Monday, January 26, 2009

We Need To Stop It

We Need To Stop It
What happens when schools treat bullying as a minor inconvenience--mainly because of the victim, who insists on complaining about it--and fail to punish bullies in any significant way?

We, as a culture, send the message to our kids that bullying is perfectly acceptable. And we ensure that bullies, instead of learning from their erroneous behavior and striving to correct it as they mature, will just grow up to be...older bullies.

Take this sad story, which I won't excerpt here because I know some of my readers are moms with early-reader children who might be disturbed by some of the words in the story. The story involves a college-aged young man who was engaging in certain behavior with another young man in his dorm room; unknown to him, his roommate found the situation hilarious, set up a camera, and streamed the video of this young man's behavior with the other young man out onto the web. On two separate occasions. With the alleged help and collusion of a young woman who apparently also found this secret videotaping screamingly funny.

And the young man found out. And took his own life.

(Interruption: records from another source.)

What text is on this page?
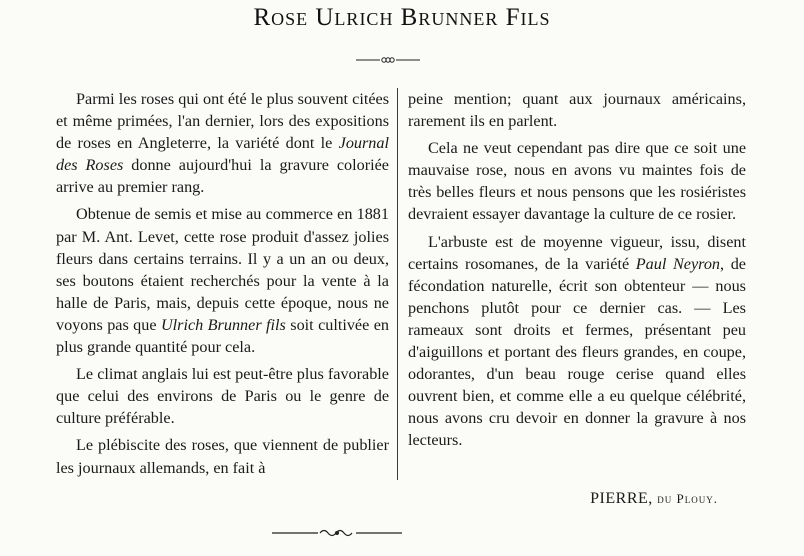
Rose Ulrich Brunner Fils

Parmi les roses qui ont été le plus souvent citées et même primées, l'an dernier, lors des expositions de roses en Angleterre, la variété dont le Journal des Roses donne aujourd'hui la gravure coloriée arrive au premier rang.

Obtenue de semis et mise au commerce en 1881 par M. Ant. Levet, cette rose produit d'assez jolies fleurs dans certains terrains. Il y a un an ou deux, ses boutons étaient recherchés pour la vente à la halle de Paris, mais, depuis cette époque, nous ne voyons pas que Ulrich Brunner fils soit cultivée en plus grande quantité pour cela.

Le climat anglais lui est peut-être plus favorable que celui des environs de Paris ou le genre de culture préférable.

Le plébiscite des roses, que viennent de publier les journaux allemands, en fait à

peine mention; quant aux journaux américains, rarement ils en parlent.

Cela ne veut cependant pas dire que ce soit une mauvaise rose, nous en avons vu maintes fois de très belles fleurs et nous pensons que les rosiéristes devraient essayer davantage la culture de ce rosier.

L'arbuste est de moyenne vigueur, issu, disent certains rosomanes, de la variété Paul Neyron, de fécondation naturelle, écrit son obtenteur — nous penchons plutôt pour ce dernier cas. — Les rameaux sont droits et fermes, présentant peu d'aiguillons et portant des fleurs grandes, en coupe, odorantes, d'un beau rouge cerise quand elles ouvrent bien, et comme elle a eu quelque célébrité, nous avons cru devoir en donner la gravure à nos lecteurs.

PIERRE, du Plouy.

Readers of this blog know that when it comes to sex outside of marriage, I agree with my Church that all of it is gravely morally evil. But the evil of driving a man to suicide is beyond reprehensible, regardless of the morality of the actions of that man. And it isn't as though the two bullies in this story were concerned about this young man's actions from any sort of moral standpoint (which wouldn't have made it moral for them to videotape him anyway); they just wanted to embarrass and ridicule him. I have a feeling they would have wanted to do the same thing if the young man were found to be with a young woman, or even engaging in certain immoral behaviors alone. The point was to hurt and humiliate this fellow human being, to dehumanize and depersonalize him, which is what all bullies do to their victims. From the standpoint of these two bullies, their actions were wildly successful--because nothing says, "Yes, you have hurt me in the worst possible way," like throwing yourself off of a bridge to drown in the depths below.

It is to be hoped that the bullies will be held accountable, though given our legal system that's far from a foregone conclusion. But the big question is: why were they never held accountable before now? Or, if this really was their first foray into big-league bullying, why did they grow up surrounded by messages that said that bullying was fine, that it was nothing but harmless pranks and part of life or part of growing up, that it really wasn't any worse than a practical joke, that the victims of bullying are just pathetic little dweebs who deserve it in the first place?

Because, like it or not, that's what our society teaches bullies. So instead of maturing away from their thuggish habits, bullies just get older, cleverer, and more cruel. And every time we shrug at bullying and say things like "Boys will be boys," or "He doesn't mean any harm," or "She's going through a rough time at home," or "The so-called victim is just an oversensitive mommy's boy" or "The so-called victim needs to stop being such a drama queen and stick up for herself..." and so on, we enable this.

And it needs to stop. We need to stop it.